Simone registrou boletim de ocorrência. O inquérito nº 10.541/97-43 foi encerrado em 14 dias e encaminhado ao Ministério Público estadual, que pediu o arquivamento do caso em juízo. Como fundamento, o MP justificou não haver "qualquer ato de racismo" ou "base para oferecimento de denúncia" de crime tipificado no art. 20 da Lei 1.7716/89 (Lei Caó). O magistrado acatou a manifestação ministerial e arquivou o caso. Nada insólito. Em outubro daquele ano, o Brasil foi representado na Comissão Interamericana dos Direitos Humanos da OEA (CIDH) pela a Subcomissão do Negro da Comissão de Direitos Humanos da Ordem dos Advogados do Brasil (OAB/SP) e o Instituto do Negro Padre Batista.

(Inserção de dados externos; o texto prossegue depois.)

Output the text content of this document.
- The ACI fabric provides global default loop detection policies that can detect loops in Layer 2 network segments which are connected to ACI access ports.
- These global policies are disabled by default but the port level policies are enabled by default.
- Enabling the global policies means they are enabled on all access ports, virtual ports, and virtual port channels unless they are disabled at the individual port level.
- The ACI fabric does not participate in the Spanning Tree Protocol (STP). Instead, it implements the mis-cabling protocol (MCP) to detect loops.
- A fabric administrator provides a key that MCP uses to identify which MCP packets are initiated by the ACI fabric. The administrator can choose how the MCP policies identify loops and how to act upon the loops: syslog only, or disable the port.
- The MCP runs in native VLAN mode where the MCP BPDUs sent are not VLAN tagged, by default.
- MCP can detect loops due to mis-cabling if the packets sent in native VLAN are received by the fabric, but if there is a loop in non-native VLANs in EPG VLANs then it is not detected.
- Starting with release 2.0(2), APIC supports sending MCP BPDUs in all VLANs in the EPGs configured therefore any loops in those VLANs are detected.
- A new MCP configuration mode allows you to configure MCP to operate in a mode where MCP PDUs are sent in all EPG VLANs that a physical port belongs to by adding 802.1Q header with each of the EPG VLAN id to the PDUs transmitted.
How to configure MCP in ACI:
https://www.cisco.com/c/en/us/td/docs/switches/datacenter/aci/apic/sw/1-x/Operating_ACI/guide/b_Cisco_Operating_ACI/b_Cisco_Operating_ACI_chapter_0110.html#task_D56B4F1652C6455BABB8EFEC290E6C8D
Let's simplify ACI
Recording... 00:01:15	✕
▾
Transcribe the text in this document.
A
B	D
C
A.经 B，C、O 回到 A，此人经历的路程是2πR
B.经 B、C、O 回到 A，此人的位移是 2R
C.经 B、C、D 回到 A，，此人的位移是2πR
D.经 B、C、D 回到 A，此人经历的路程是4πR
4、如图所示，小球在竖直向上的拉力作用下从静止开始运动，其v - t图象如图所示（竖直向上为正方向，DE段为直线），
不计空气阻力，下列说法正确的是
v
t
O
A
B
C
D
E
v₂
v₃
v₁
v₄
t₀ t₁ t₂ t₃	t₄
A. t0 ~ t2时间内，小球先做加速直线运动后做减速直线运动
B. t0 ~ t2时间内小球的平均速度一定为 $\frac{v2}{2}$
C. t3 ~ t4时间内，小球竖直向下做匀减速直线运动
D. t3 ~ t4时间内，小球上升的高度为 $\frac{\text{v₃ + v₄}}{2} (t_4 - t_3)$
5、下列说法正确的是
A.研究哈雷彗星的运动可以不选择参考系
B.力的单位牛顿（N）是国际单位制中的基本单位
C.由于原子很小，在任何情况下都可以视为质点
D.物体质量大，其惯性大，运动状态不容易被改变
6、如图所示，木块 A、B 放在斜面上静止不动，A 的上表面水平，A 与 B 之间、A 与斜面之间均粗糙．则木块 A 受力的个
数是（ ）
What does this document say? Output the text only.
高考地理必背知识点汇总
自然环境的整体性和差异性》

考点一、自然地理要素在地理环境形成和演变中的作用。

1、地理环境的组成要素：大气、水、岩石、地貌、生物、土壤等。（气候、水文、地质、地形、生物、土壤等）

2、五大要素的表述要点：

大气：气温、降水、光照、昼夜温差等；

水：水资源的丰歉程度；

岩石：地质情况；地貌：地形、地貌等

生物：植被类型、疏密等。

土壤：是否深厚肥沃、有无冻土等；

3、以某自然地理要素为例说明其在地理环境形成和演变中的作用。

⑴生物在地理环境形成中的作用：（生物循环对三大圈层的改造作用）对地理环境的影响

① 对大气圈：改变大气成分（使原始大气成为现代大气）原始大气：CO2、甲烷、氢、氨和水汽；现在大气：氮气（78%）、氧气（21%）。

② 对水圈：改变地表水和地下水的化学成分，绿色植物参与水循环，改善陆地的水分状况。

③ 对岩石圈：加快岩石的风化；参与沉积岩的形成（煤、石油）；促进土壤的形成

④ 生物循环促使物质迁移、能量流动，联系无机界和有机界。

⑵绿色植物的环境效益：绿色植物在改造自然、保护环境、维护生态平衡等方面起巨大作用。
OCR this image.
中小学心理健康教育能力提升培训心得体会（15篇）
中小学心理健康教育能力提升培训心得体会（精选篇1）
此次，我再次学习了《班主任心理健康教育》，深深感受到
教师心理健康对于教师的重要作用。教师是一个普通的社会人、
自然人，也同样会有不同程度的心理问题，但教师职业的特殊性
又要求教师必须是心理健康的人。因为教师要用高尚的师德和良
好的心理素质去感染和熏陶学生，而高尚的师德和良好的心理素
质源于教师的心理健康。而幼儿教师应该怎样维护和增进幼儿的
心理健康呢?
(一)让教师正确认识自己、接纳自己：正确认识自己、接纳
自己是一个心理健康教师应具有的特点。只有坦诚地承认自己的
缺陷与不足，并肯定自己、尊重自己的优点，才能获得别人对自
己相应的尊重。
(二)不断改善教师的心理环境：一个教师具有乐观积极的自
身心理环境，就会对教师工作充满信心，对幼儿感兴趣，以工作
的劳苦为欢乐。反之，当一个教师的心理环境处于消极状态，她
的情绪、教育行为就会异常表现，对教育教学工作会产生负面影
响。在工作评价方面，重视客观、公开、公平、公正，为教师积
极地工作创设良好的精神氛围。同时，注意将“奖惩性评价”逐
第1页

Criado por meio de uma campanha da Organização das Nações Unidas (ONU) e o Conjunto das Nações Unidas sobre HIV/AIDS (UNAIDS), em 2013, o dia Mundial da Discriminação Zero nasce em um contexto de luta contra a discriminação contra pessoas que vivem com HIV, incluindo igualmente qualquer outro tipo de preconceito social. Nesta senda, a campanha foi ampliada para uma perspectiva de direito à uma vida digna independente da raça, da etnia, da origem, da orientação sexual, da identidade de gênero ou religião.
Discriminação é uma expressão das desigualdades e não se resume a um debate moral e subjetivo. Contra ações discriminatórias individuais há remédios jurídicos específicos como o art. 140 §3º do Código Penal e o artigo 2º A da Lei 7.716/1989, por exemplo. O campo dogmático jurídico tem procurado respostas jurídicas e políticas para promover a igualdade e enfrentar a discriminação. Seu conceito jurídico é demarcado como uma cláusula de proibição no art. 3º, IV da Constituição Federal; como a reprovação jurídica de violações ao princípio da igualdade. Temos, portanto, uma base constitucional, um pacto de nação, baseado em uma ideia de igualdade plena.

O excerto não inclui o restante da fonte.